The first work aims to improve the minimization capability of AGRs. As previously mentioned, previous AGRs support only a limited set of transformations. Once a 1-minimal result is obtained and no further transformation can reduce the program, the reduction process terminates. However, such a 1-minimal result may still contain excessive bug irrelevant program elements. To address this limitation, this work proposes a framework named Vulcan. Vulcan employs an AGR as the main reducer and introduces a set of auxiliary reducers that perform aggressive program transformations. When the main reducer can no longer make progress, Vulcan invokes one of its auxiliary reducers to create new reduction opportunities, and then re-applies the main reducer to further minimize the program. In addition to the framework, this work also presents three example aggressive program transformations: Identifier Replacement, Subtree Replacement, and Tree-Based Local Exhaustive Enumeration. Evaluation on a multilingual benchmark suite (referred to as Bench-Reduce) which includes C, Rust, and SMT-LIBv2 programs, demonstrates that Vulcan outperforms the state-of-the-art AGR, Perses, in terms of minimization. On average, Vulcan produces results with 33.55%, 21.61%, and 31.34% fewer tokens than Perses on C, Rust, and SMT-LIBv2 benchmarks, respectively.

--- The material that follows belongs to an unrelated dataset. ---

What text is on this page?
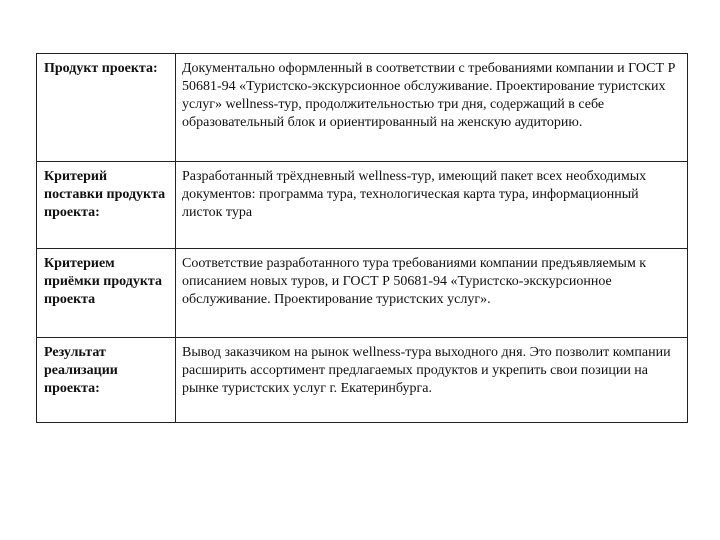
Продукт проекта:	Документально оформленный в соответствии с требованиями компании и ГОСТ Р 50681-94 «Туристско-экскурсионное обслуживание. Проектирование туристских услуг» wellness-тур, продолжительностью три дня, содержащий в себе образовательный блок и ориентированный на женскую аудиторию.
Критерий поставки продукта проекта:	Разработанный трёхдневный wellness-тур, имеющий пакет всех необходимых документов: программа тура, технологическая карта тура, информационный листок тура
Критерием приёмки продукта проекта	Соответствие разработанного тура требованиями компании предъявляемым к описанием новых туров, и ГОСТ Р 50681-94 «Туристско-экскурсионное обслуживание. Проектирование туристских услуг».
Результат реализации проекта:	Вывод заказчиком на рынок wellness-тура выходного дня. Это позволит компании расширить ассортимент предлагаемых продуктов и укрепить свои позиции на рынке туристских услуг г. Екатеринбурга.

The second work focuses on enhancing the canonicalization performance of AGRs. A reducer with strong canonicalization capability can minimize differences among programs that trigger the same bug, thereby greatly facilitating bug deduplication. However, prior AGRs exhibit poor canonicalization performance, primarily because they treat tokens as atomic and irreducible units. To address this limitation, this work proposes T-Rec, a fine-grained, lexical syntax–guided program reduction technique that can effectively reduce and canonicalize each token in a program. Evaluation results show that integrating TRec into Vulcan enables the elimination of 1,315 additional duplicates in a benchmark suite containing 3,796 programs that expose 46 unique bugs (referred to as Bench-Cano). Moreover, T-Rec further reduces the size of Vulcan’s results on Bench-Reduce by up to 53.73.

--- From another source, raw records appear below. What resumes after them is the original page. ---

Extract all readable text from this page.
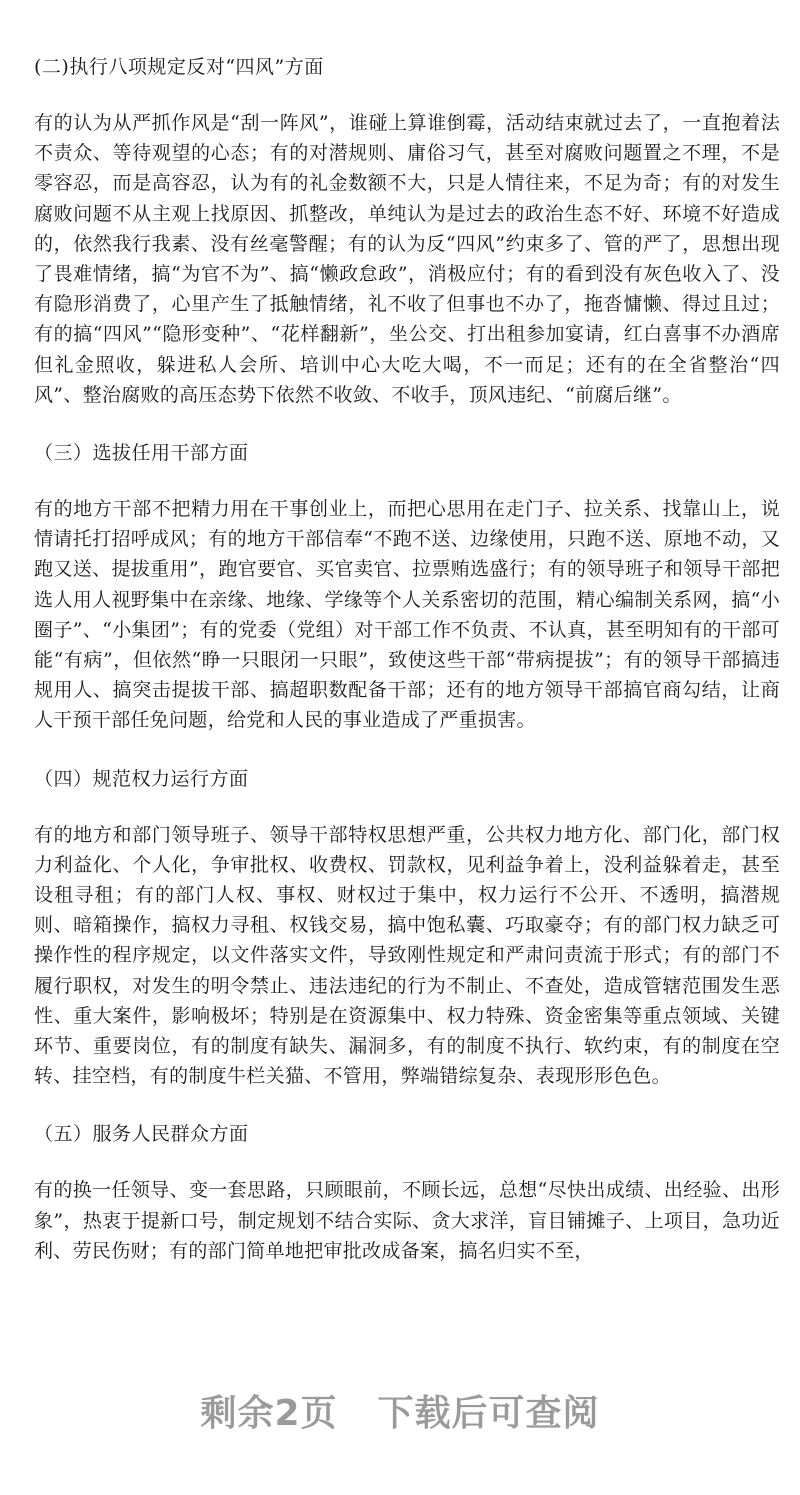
(二)执行八项规定反对“四风”方面

有的认为从严抓作风是“刮一阵风”，谁碰上算谁倒霉，活动结束就过去了，一直抱着法不责众、等待观望的心态；有的对潜规则、庸俗习气，甚至对腐败问题置之不理，不是零容忍，而是高容忍，认为有的礼金数额不大，只是人情往来，不足为奇；有的对发生腐败问题不从主观上找原因、抓整改，单纯认为是过去的政治生态不好、环境不好造成的，依然我行我素、没有丝毫警醒；有的认为反“四风”约束多了、管的严了，思想出现了畏难情绪，搞“为官不为”、搞“懒政怠政”，消极应付；有的看到没有灰色收入了、没有隐形消费了，心里产生了抵触情绪，礼不收了但事也不办了，拖沓慵懒、得过且过；有的搞“四风”“隐形变种”、“花样翻新”，坐公交、打出租参加宴请，红白喜事不办酒席但礼金照收，躲进私人会所、培训中心大吃大喝，不一而足；还有的在全省整治“四风”、整治腐败的高压态势下依然不收敛、不收手，顶风违纪、“前腐后继”。

（三）选拔任用干部方面

有的地方干部不把精力用在干事创业上，而把心思用在走门子、拉关系、找靠山上，说情请托打招呼成风；有的地方干部信奉“不跑不送、边缘使用，只跑不送、原地不动，又跑又送、提拔重用”，跑官要官、买官卖官、拉票贿选盛行；有的领导班子和领导干部把选人用人视野集中在亲缘、地缘、学缘等个人关系密切的范围，精心编制关系网，搞“小圈子”、“小集团”；有的党委（党组）对干部工作不负责、不认真，甚至明知有的干部可能“有病”，但依然“睁一只眼闭一只眼”，致使这些干部“带病提拔”；有的领导干部搞违规用人、搞突击提拔干部、搞超职数配备干部；还有的地方领导干部搞官商勾结，让商人干预干部任免问题，给党和人民的事业造成了严重损害。

（四）规范权力运行方面

有的地方和部门领导班子、领导干部特权思想严重，公共权力地方化、部门化，部门权力利益化、个人化，争审批权、收费权、罚款权，见利益争着上，没利益躲着走，甚至设租寻租；有的部门人权、事权、财权过于集中，权力运行不公开、不透明，搞潜规则、暗箱操作，搞权力寻租、权钱交易，搞中饱私囊、巧取豪夺；有的部门权力缺乏可操作性的程序规定，以文件落实文件，导致刚性规定和严肃问责流于形式；有的部门不履行职权，对发生的明令禁止、违法违纪的行为不制止、不查处，造成管辖范围发生恶性、重大案件，影响极坏；特别是在资源集中、权力特殊、资金密集等重点领域、关键环节、重要岗位，有的制度有缺失、漏洞多，有的制度不执行、软约束，有的制度在空转、挂空档，有的制度牛栏关猫、不管用，弊端错综复杂、表现形形色色。

（五）服务人民群众方面

有的换一任领导、变一套思路，只顾眼前，不顾长远，总想“尽快出成绩、出经验、出形象”，热衷于提新口号，制定规划不结合实际、贪大求洋，盲目铺摊子、上项目，急功近利、劳民伤财；有的部门简单地把审批改成备案，搞名归实不至，

剩余2页 下载后可查阅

The third work aims to further enhance both the minimization and canonicalization performance of AGRs by introducing additional program transformations. Specifically, this work proposes SFC, a novel syntax-guided transformation technique that has been overlooked by prior syntax-guided AGRs. To apply SFC effectively and efficiently in program reduction, three SFC-based reduction methods are designed: Smaller Structure Replacement, Identifier Elimination, and Structure Canonicalization. Evaluation results show that integrating these SFC-based methods into Vulcan yields an average 8.2% reduction in output size on Bench-Reduce. Moreover, when combined with T-Rec, the SFC-based methods enable Vulcan to eliminate an additional 435 duplicates in Bench-Cano.
Collectively, these studies significantly advance the effectiveness of language-agnostic program reduction in both minimization and canonicalization. By integrating the proposed approaches, the prior state-of-the-art AGR, Perses, can produce results that are on average 43% smaller on Bench-Reduce and eliminate 1,750 additional duplicates in Bench-Cano.